Just like playing golf, investing in public markets is full of paradoxes and to do well at either, you need to often do things that are counter-intuitive. When I look back on my investments over the years, my best ones tended to be ones where had they not worked out, I would have looked like an idiot. Because at the time of the investment, the flaws were obvious and very widely accepted. Most important, this also meant that all the bad news was already baked into the stock price and that anyone who was going to sell had probably already done so. So when I made the investment, I felt very exposed and the last thing I would want to do at that time was to explain to someone that I had made that investment and why. By contrast, my worst investments, would have received wide approbation had I told anyone at the time about them. An example today of an investment where everyone would nod approval (which, again is a generally bad sign) could be exclaiming that you just loaded up on an index fund. Because today, the market is at an all-time high and everyone loves index funds. Indeed, an investment in index funds (or also bonds) are often mentioned as “prudent;” though at this point in time, I consider them pretty risky.

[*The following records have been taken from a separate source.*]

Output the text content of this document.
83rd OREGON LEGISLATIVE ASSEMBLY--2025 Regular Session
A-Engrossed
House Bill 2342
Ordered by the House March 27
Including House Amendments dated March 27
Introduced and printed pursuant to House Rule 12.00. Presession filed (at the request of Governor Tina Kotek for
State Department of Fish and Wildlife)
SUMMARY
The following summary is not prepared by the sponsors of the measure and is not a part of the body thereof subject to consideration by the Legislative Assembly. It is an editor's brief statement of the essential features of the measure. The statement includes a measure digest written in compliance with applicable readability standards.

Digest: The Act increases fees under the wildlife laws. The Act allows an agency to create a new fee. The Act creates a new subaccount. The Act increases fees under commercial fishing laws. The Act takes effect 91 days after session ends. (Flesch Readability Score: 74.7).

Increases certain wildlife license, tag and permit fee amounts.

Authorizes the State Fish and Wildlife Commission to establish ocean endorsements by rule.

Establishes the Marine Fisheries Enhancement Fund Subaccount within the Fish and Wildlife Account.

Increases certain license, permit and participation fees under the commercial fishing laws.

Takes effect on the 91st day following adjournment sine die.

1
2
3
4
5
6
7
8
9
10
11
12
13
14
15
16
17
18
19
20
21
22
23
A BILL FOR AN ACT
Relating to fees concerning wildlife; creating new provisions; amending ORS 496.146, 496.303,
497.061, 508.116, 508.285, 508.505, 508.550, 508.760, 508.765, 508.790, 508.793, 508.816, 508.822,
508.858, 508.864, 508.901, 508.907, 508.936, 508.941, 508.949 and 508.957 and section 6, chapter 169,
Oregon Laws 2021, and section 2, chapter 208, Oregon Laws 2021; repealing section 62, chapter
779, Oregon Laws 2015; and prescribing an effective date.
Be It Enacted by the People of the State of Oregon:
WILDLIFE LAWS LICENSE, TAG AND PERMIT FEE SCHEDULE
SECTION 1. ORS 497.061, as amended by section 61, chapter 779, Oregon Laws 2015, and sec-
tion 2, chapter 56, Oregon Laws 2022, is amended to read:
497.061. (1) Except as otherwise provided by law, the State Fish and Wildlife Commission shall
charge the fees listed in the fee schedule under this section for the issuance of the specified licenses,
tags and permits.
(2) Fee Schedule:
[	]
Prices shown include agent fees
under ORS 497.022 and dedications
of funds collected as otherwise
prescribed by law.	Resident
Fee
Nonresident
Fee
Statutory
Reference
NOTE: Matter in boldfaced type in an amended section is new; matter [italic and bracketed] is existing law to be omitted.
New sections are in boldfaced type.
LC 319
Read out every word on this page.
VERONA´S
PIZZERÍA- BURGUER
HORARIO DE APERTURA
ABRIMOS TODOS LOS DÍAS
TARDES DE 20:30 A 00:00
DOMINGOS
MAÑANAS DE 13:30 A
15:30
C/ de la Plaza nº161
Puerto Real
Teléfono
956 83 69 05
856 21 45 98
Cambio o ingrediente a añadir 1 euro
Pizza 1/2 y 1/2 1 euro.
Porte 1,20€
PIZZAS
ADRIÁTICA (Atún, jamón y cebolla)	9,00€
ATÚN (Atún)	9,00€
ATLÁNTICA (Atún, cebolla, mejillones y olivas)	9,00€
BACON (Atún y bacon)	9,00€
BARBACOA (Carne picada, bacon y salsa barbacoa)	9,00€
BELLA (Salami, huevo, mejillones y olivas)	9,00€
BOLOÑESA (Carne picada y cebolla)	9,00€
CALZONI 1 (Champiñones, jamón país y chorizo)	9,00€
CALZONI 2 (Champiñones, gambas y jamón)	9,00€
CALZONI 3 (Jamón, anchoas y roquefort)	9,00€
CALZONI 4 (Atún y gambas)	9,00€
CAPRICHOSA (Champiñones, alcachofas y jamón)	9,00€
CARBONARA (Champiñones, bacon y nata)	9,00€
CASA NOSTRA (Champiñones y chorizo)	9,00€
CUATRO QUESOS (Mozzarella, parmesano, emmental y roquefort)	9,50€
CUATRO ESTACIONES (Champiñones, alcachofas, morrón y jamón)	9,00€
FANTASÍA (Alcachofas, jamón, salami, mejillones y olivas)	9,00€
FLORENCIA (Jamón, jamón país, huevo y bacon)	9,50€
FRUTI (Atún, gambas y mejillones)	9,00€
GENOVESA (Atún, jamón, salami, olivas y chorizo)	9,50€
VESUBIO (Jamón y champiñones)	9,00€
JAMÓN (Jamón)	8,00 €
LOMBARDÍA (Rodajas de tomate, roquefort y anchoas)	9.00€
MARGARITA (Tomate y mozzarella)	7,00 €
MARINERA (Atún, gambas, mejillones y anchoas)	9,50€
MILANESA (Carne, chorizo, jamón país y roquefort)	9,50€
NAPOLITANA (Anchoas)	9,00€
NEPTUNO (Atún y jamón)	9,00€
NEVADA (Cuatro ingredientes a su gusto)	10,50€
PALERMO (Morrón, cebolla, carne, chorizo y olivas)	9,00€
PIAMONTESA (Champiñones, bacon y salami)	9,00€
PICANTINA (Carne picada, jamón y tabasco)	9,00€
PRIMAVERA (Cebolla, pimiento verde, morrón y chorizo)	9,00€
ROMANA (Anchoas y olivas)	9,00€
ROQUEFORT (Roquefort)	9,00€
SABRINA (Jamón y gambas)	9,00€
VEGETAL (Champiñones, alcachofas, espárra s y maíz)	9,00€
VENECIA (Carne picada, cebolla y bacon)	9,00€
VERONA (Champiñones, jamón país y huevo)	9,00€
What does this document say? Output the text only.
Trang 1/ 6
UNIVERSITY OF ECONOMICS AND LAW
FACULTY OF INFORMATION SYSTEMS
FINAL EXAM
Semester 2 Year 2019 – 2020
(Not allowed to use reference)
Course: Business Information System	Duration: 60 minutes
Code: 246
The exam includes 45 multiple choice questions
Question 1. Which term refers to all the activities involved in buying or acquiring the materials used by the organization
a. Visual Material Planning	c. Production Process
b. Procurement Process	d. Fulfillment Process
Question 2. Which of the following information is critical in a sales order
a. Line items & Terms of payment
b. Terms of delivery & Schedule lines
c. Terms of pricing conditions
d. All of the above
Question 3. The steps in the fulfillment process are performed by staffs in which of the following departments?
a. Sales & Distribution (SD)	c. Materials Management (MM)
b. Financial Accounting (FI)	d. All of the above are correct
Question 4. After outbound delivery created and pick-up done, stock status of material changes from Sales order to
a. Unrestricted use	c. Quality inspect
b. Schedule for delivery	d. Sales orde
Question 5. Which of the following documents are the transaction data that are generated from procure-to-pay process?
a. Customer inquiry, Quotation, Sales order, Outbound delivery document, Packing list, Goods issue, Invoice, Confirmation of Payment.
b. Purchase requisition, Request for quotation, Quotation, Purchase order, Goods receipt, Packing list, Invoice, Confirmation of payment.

I remember buying Amazon when everyone was saying that it was going bankrupt. I certainly didn’t talk much about that one. I recall buying Facebook after their “botched” IPO occurred and the news was all negative and it was assumed they were being left behind in mobile. Silence. I recall buying Bitcoin, when it had “collapsed” from its first run-up and the news was all about one of the account holders being hacked and that it was all drug money, etc. I certainly didn’t tell anyone about that one and, in fact, I didn’t buy much because I didn’t really understand it. Even today when I explain Bitcoin to people they roll their eyes and say “crazy.” I never bought Tesla, because starting another domestic car company just seemed so far fetched, I couldn’t get there. Whoops. Of course, just because a stock is widely derided doesn’t mean it’s going to rebound or take off and do well. I bought Twitter under the same pretenses and it has been a loser that can’t seem to get going. But I like this tactic and this morning, I’m buying a widely-derided tech stock that is considered “busted” and pretty much f-ed up no matter who you ask, except the users who I talk to who say they use it all the time. Of course, I don’t know if it will work and it may not, but I like the asymmetric profile of the risk where it seems like there is way more upside than downside. I’m not going to mention the name, because I’ll feel like an idiot if it doesn’t work out, and I am well aware that it may not.
As I mention in my book, The Start-Up J Curve, investing in startups has been a similar experience in that my best investments have often been pretty gut-wrenching and not obvious. They are ones I’m embarrassed to explain to friends and family, because if they bomb, I’d look pretty dumb. By contrast, the ones that were “no-brainers” have usually turned out to be struggles, not always, but usually. Investing is a hard business in part because winning habits run counter to natural inclinations. Nobody wants to look like an idiot, but if you are looking for a great investment, you may need to risk it.